Powder to above-mentioned prepared white carries out XRD (X-ray diffraction spectrum) test.As shown in Figure 2, at following angle place MgH appears successively
2The crystal face characteristic peak (be angle before the bracket; Be corresponding crystal face in the bracket): 28.1 (110), 35.920 (101), 40.089 (200), 54.747 (211), 57.543 (220), 61.539 (002), 64.425 (310), 68.766 (112), 70.178 (301), 75.891 (202), 83.599 (321), 89.333 (222), 92.790 (330), 96.011 (312), 96.966 (411), 99.301 (420); As shown in Figure 2, MgH
2The crystal face characteristic peak explain that very sharply crystalline content is more, crystal is purer; Mg and MgO have a spot of characteristic peak to occur and also relative intensity low; So the XRD figure spectrum shows MgH in the powder that makes
2Purity is high.Fig. 4 is the DSC/TGA graphic representation of the powder (be 25 hours heat-up time) of the white that makes, and test is carried out test condition in the anti-STA of the speeding 449F3 of Germany type DSC/TGA instrument: argon gas atmosphere, flow velocity 30ml/min; 10 ℃/min of temperature rise rate; TR is 20-550 ℃.DSC curve among Fig. 4 has an endotherm(ic)peak about 440 ℃, with MgH
2Hydrogen discharging temperature conform to, proved MgH
2Generation.
Embodiment 2
1) opens lid, the plate valve 2 of reaction kettle 1, go into ceramic crucible (bore is slightly less than first heater coil 3) with pure Mg is packaged, place first heater coil 3 of reaction kettle 1 bottom 11 then;
2) lid of off-response still 1, inlet mouth 121, air inlet/outlet and air outlet 122 are with reaction kettle 1 sealing;
3) open vacuum pump 5 and air outlet 122, be evacuated to 10
-2Pa closes vacuum pump 5 and air outlet 122 then;
4) open 3 work of the first control power supply, 8, the first heater coils, be heated to 700 ℃, make the evaporation of Mg piece, the Mg steam is met cold meeting to the top 12 of reaction kettle 1 and is deposited on the inwall of reaction kettle, and being heated to 700 ℃ of used times is 5 hours;
5) close the plate valve 2 and the first control power supply 8, charge into H
2To 8MPa;
6) open 9, the second heater coil work of the second control power supply, be heated to 400 ℃ of insulations then, make Mg and H
2Fully reaction, soaking time is 20 hours;
7) close second heater coil, make reaction kettle 1 naturally cooling, powder deposition is on reaction kettle 1 inwall;
8) collect the powder that obtains white after the passivation.
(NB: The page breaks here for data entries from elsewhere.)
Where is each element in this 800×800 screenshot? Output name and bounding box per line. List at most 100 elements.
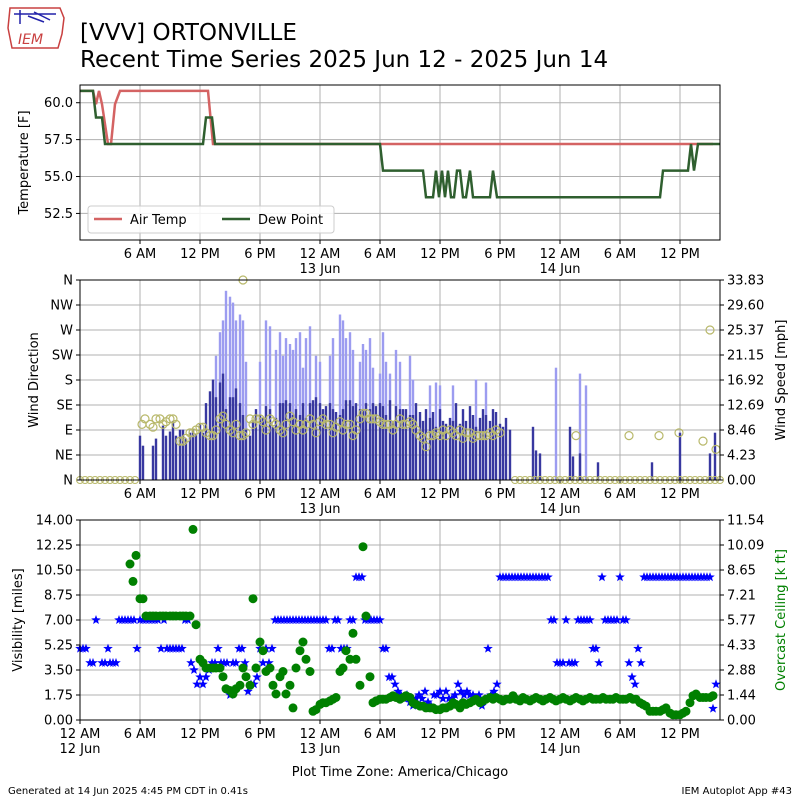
wind-speed-bar	[469, 406, 471, 480]
visibility-point	[630, 679, 640, 688]
x-tick-label: 6 AM	[124, 487, 157, 502]
ceiling-tick-label: 11.54	[727, 514, 764, 529]
generated-note: Generated at 14 Jun 2025 4:45 PM CDT in …	[8, 786, 248, 797]
wind-speed-bar	[495, 412, 497, 480]
wind-speed-bar	[169, 432, 171, 481]
wind-speed-bar	[382, 406, 384, 480]
visibility-tick-label: 14.00	[36, 514, 73, 529]
ceiling-point	[282, 690, 291, 699]
ceiling-point	[216, 664, 225, 673]
wind-speed-bar	[332, 409, 334, 480]
ceiling-point	[296, 646, 305, 655]
wind-speed-bar	[455, 403, 457, 480]
wind-speed-bar	[442, 421, 444, 480]
ceiling-point	[286, 681, 295, 690]
x-tick-label: 12 AM	[540, 727, 581, 742]
wind-speed-bar	[415, 403, 417, 480]
wind-speed-bar	[505, 418, 507, 480]
ceiling-point	[302, 655, 311, 664]
ceiling-point	[339, 664, 348, 673]
chart-title: [VVV] ORTONVILLE	[80, 20, 297, 46]
ceiling-point	[682, 707, 691, 716]
x-tick-label: 6 AM	[364, 487, 397, 502]
ceiling-point	[289, 703, 298, 712]
x-tick-label: 14 Jun	[540, 742, 581, 757]
y-tick-label: 60.0	[44, 96, 73, 111]
x-tick-label: 6 AM	[604, 727, 637, 742]
wind-direction-tick-label: SE	[57, 399, 73, 414]
ceiling-point	[342, 646, 351, 655]
wind-speed-bar	[252, 421, 254, 480]
visibility-tick-label: 10.50	[36, 564, 73, 579]
ceiling-point	[279, 667, 288, 676]
wind-speed-bar	[205, 403, 207, 480]
x-tick-label: 12 PM	[420, 727, 460, 742]
wind-speed-bar	[439, 409, 441, 480]
wind-speed-bar	[432, 412, 434, 480]
ceiling-point	[349, 629, 358, 638]
wind-speed-bar	[569, 427, 571, 480]
air-temp-line	[80, 91, 713, 144]
wind-speed-tick-label: 12.69	[727, 399, 764, 414]
x-tick-label: 12 AM	[540, 247, 581, 262]
ceiling-tick-label: 1.44	[727, 689, 756, 704]
ceiling-point	[366, 672, 375, 681]
x-tick-label: 12 PM	[660, 727, 700, 742]
x-tick-label: 6 PM	[484, 487, 515, 502]
wind-speed-bar	[349, 400, 351, 480]
visibility-point	[201, 672, 211, 681]
wind-speed-axis-label: Wind Speed [mph]	[774, 320, 789, 441]
x-tick-label: 6 AM	[604, 247, 637, 262]
wind-speed-bar	[345, 400, 347, 480]
x-tick-label: 12 PM	[180, 247, 220, 262]
wind-speed-bar	[379, 403, 381, 480]
x-tick-label: 6 PM	[244, 487, 275, 502]
wind-speed-bar	[282, 403, 284, 480]
ceiling-point	[192, 620, 201, 629]
wind-speed-bar	[399, 409, 401, 480]
wind-speed-bar	[239, 403, 241, 480]
wind-speed-bar	[449, 418, 451, 480]
visibility-tick-label: 7.00	[44, 614, 73, 629]
wind-speed-bar	[289, 403, 291, 480]
x-tick-label: 12 AM	[300, 247, 341, 262]
wind-panel: 6 AM 12 PM 6 PM 12 AM13 Jun6 AM 12 PM 6 PM 12 …	[27, 274, 789, 518]
wind-speed-tick-label: 29.60	[727, 299, 764, 314]
wind-speed-bar	[482, 409, 484, 480]
wind-direction-point	[625, 432, 633, 440]
ceiling-point	[132, 551, 141, 560]
wind-speed-tick-label: 21.15	[727, 349, 764, 364]
wind-speed-bar	[292, 415, 294, 480]
x-tick-label: 13 Jun	[300, 742, 341, 757]
visibility-axis-label: Visibility [miles]	[11, 568, 26, 671]
wind-speed-bar	[492, 409, 494, 480]
chart-canvas: IEM [VVV] ORTONVILLE Recent Time Series …	[0, 0, 800, 800]
wind-speed-bar	[319, 403, 321, 480]
app-credit: IEM Autoplot App #43	[682, 786, 792, 797]
wind-speed-tick-label: 8.46	[727, 424, 756, 439]
ceiling-tick-label: 8.65	[727, 564, 756, 579]
wind-direction-point	[655, 432, 663, 440]
ceiling-point	[332, 693, 341, 702]
visibility-tick-label: 1.75	[44, 689, 73, 704]
x-tick-label: 13 Jun	[300, 262, 341, 277]
ceiling-tick-label: 5.77	[727, 614, 756, 629]
visibility-tick-label: 0.00	[44, 714, 73, 729]
wind-speed-bar	[359, 409, 361, 480]
wind-direction-point	[699, 437, 707, 445]
chart-figure: IEM [VVV] ORTONVILLE Recent Time Series …	[0, 0, 800, 800]
ceiling-tick-label: 7.21	[727, 589, 756, 604]
visibility-tick-label: 3.50	[44, 664, 73, 679]
visibility-panel: 12 AM12 Jun6 AM 12 PM 6 PM 12 AM13 Jun6 AM 1…	[11, 514, 789, 758]
wind-speed-bar	[229, 397, 231, 480]
visibility-point	[186, 658, 196, 667]
wind-speed-bar	[249, 436, 251, 480]
wind-speed-bar	[425, 409, 427, 480]
wind-speed-bar	[489, 421, 491, 480]
wind-speed-bar	[139, 436, 141, 480]
ceiling-point	[219, 672, 228, 681]
wind-speed-bar	[459, 424, 461, 480]
x-tick-label: 12 PM	[420, 487, 460, 502]
wind-speed-bar	[232, 397, 234, 480]
wind-gust-bar	[555, 368, 557, 480]
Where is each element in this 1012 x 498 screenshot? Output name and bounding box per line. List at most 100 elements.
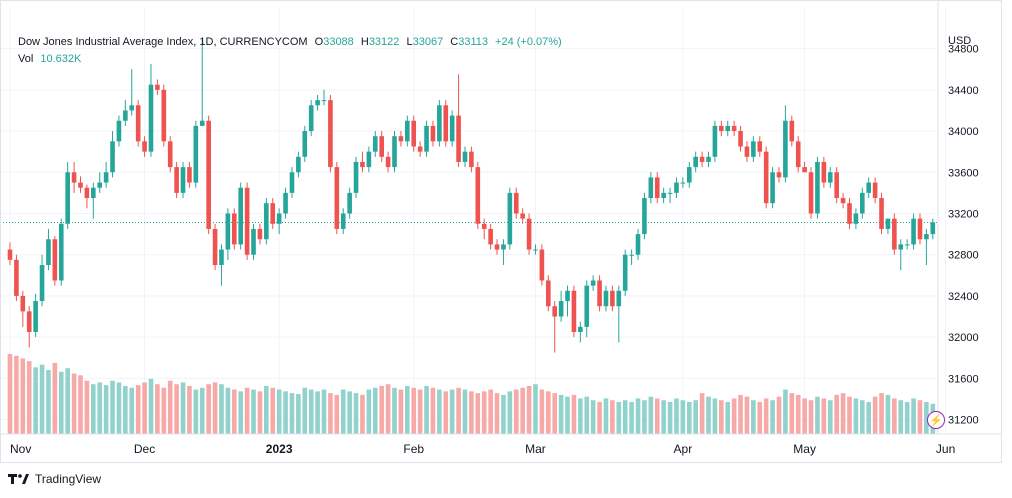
volume-bar <box>879 393 884 434</box>
candle-body <box>142 141 147 152</box>
candle-body <box>14 259 19 296</box>
candle-body <box>155 84 160 90</box>
candle-body <box>712 125 718 157</box>
candle-body <box>751 141 756 157</box>
candle-body <box>597 280 602 307</box>
candle-body <box>148 84 154 152</box>
candle-body <box>26 311 32 332</box>
volume-bar <box>26 361 32 434</box>
volume-bar <box>411 387 417 434</box>
volume-bar <box>539 389 545 434</box>
volume-bar <box>911 398 916 434</box>
candle-body <box>834 172 839 199</box>
y-tick-label: 33600 <box>948 167 979 179</box>
volume-bar <box>328 393 333 434</box>
candle-body <box>776 172 782 178</box>
legend-low-label: L <box>406 36 413 48</box>
legend-high-value: 33122 <box>368 36 400 48</box>
candle-body <box>206 120 211 229</box>
alert-badge-icon[interactable]: ⚡ <box>927 411 945 429</box>
volume-bar <box>123 386 128 434</box>
volume-bar <box>385 384 391 434</box>
y-tick-label: 31600 <box>948 373 979 385</box>
volume-bar <box>219 384 224 434</box>
volume-bar <box>776 396 782 434</box>
candle-body <box>661 192 666 199</box>
volume-bar <box>52 362 58 434</box>
volume-bar <box>552 393 558 434</box>
y-tick-label: 32800 <box>948 250 979 262</box>
volume-bar <box>494 393 500 434</box>
legend-volume: Vol 10.632K <box>18 53 85 65</box>
volume-bar <box>680 400 686 434</box>
volume-bar <box>469 391 474 434</box>
candle-body <box>892 218 897 250</box>
volume-bar <box>648 396 654 434</box>
candle-body <box>693 156 698 168</box>
candle-body <box>308 105 314 132</box>
volume-bar <box>65 368 70 434</box>
volume-bar <box>827 400 833 434</box>
volume-bar <box>257 391 263 434</box>
volume-bar <box>558 394 564 434</box>
candle-body <box>251 228 256 255</box>
candle-body <box>622 254 628 291</box>
volume-bar <box>898 400 904 434</box>
candle-body <box>353 161 359 193</box>
chart-border <box>0 0 1002 463</box>
y-tick-label: 32000 <box>948 332 979 344</box>
volume-bar <box>347 391 352 434</box>
volume-bar <box>270 387 276 434</box>
volume-bar <box>405 386 410 434</box>
candle-body <box>283 192 288 214</box>
candle-body <box>533 249 538 251</box>
candle-body <box>129 105 135 111</box>
legend-open-label: O <box>314 36 324 48</box>
volume-bar <box>91 384 96 434</box>
candle-body <box>879 198 884 229</box>
candle-body <box>328 100 333 168</box>
candle-body <box>449 115 455 142</box>
volume-bar <box>520 387 525 434</box>
volume-bar <box>238 391 244 434</box>
volume-bar <box>565 396 570 434</box>
x-tick-label: Jun <box>936 442 955 456</box>
candle-body <box>20 295 26 312</box>
volume-bar <box>302 387 308 434</box>
volume-bar <box>513 389 519 434</box>
candle-body <box>815 161 820 214</box>
x-tick-label: Feb <box>403 442 424 456</box>
volume-bar <box>187 386 192 434</box>
volume-bar <box>366 389 372 434</box>
tradingview-footer[interactable]: TradingView <box>8 472 101 486</box>
candle-body <box>789 120 795 142</box>
volume-bar <box>276 389 282 434</box>
volume-bar <box>20 358 26 434</box>
volume-bar <box>892 398 897 434</box>
candle-body <box>501 244 506 250</box>
volume-bar <box>770 400 775 434</box>
volume-bar <box>308 389 314 434</box>
candle-body <box>443 105 449 142</box>
volume-bar <box>719 400 724 434</box>
volume-bar <box>462 389 468 434</box>
candle-body <box>187 167 192 183</box>
candle-body <box>174 167 179 193</box>
volume-bar <box>39 364 45 434</box>
candle-body <box>219 249 224 266</box>
candle-body <box>296 156 301 173</box>
volume-bar <box>449 389 455 434</box>
volume-bar <box>398 389 404 434</box>
candle-body <box>238 187 244 245</box>
volume-bar <box>533 384 538 434</box>
y-tick-label: 34800 <box>948 44 979 56</box>
candle-body <box>270 203 276 224</box>
y-tick-label: 33200 <box>948 208 979 220</box>
volume-bar <box>167 380 173 434</box>
legend-ohlc: Dow Jones Industrial Average Index, 1D, … <box>18 36 566 48</box>
candle-body <box>590 280 596 286</box>
candle-body <box>738 131 743 147</box>
y-tick-label: 31200 <box>948 415 979 427</box>
volume-bar <box>437 389 442 434</box>
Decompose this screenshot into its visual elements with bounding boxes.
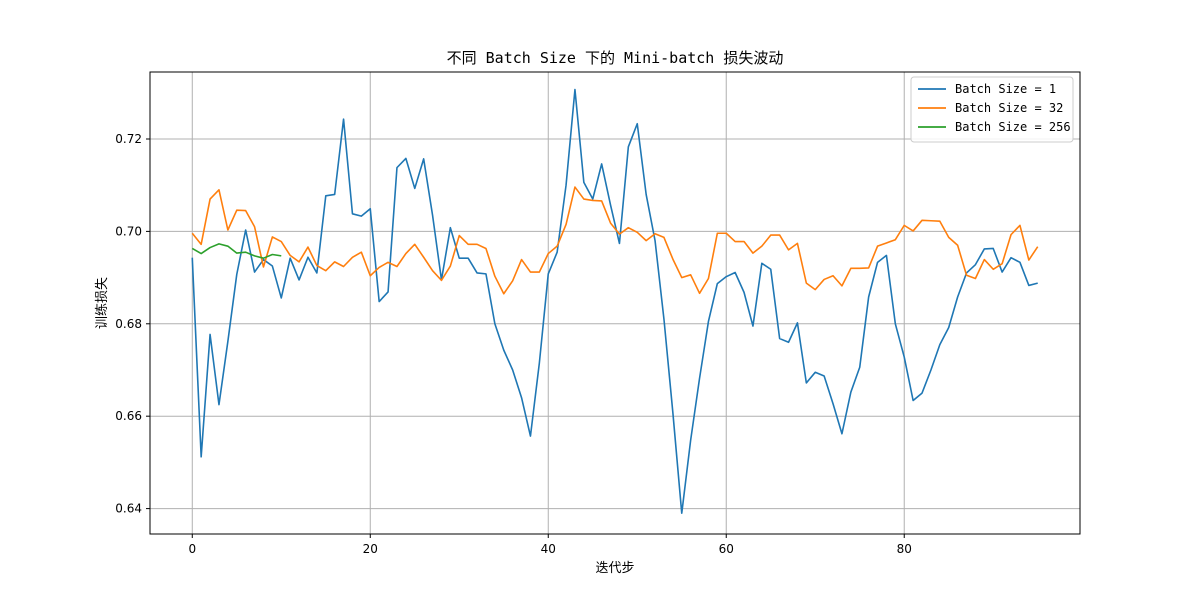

Powder to above-mentioned prepared white carries out XRD (X-ray diffraction spectrum) test: as shown in Figure 3, and at following angle place MgH appears successively
2Crystal face characteristic peak (being angle before the bracket, is corresponding crystal face in the bracket): 28.1 (110), 35.920 (101), 40.089 (200), 54.747 (211), 57.543 (220), 61.539 (002), 64.425 (310), 68.766 (112), 70.178 (301), 75.891 (202), 83.599 (321), 89.333 (222), 92.790 (330), 96.011 (312), 96.966 (411), 99.301 (420).As shown in Figure 3, the XRD figure spectrum shows MgH in the powder that makes
2Purity is high.
More than describe preferred embodiment of the present invention in detail.The ordinary skill that should be appreciated that this area need not creative work and just can design according to the present invention make many modifications and variation.Therefore, all technician in the art all should be in the determined protection domain by claims under this invention's idea on the basis of existing technology through the available technical scheme of logical analysis, reasoning, or a limited experiment.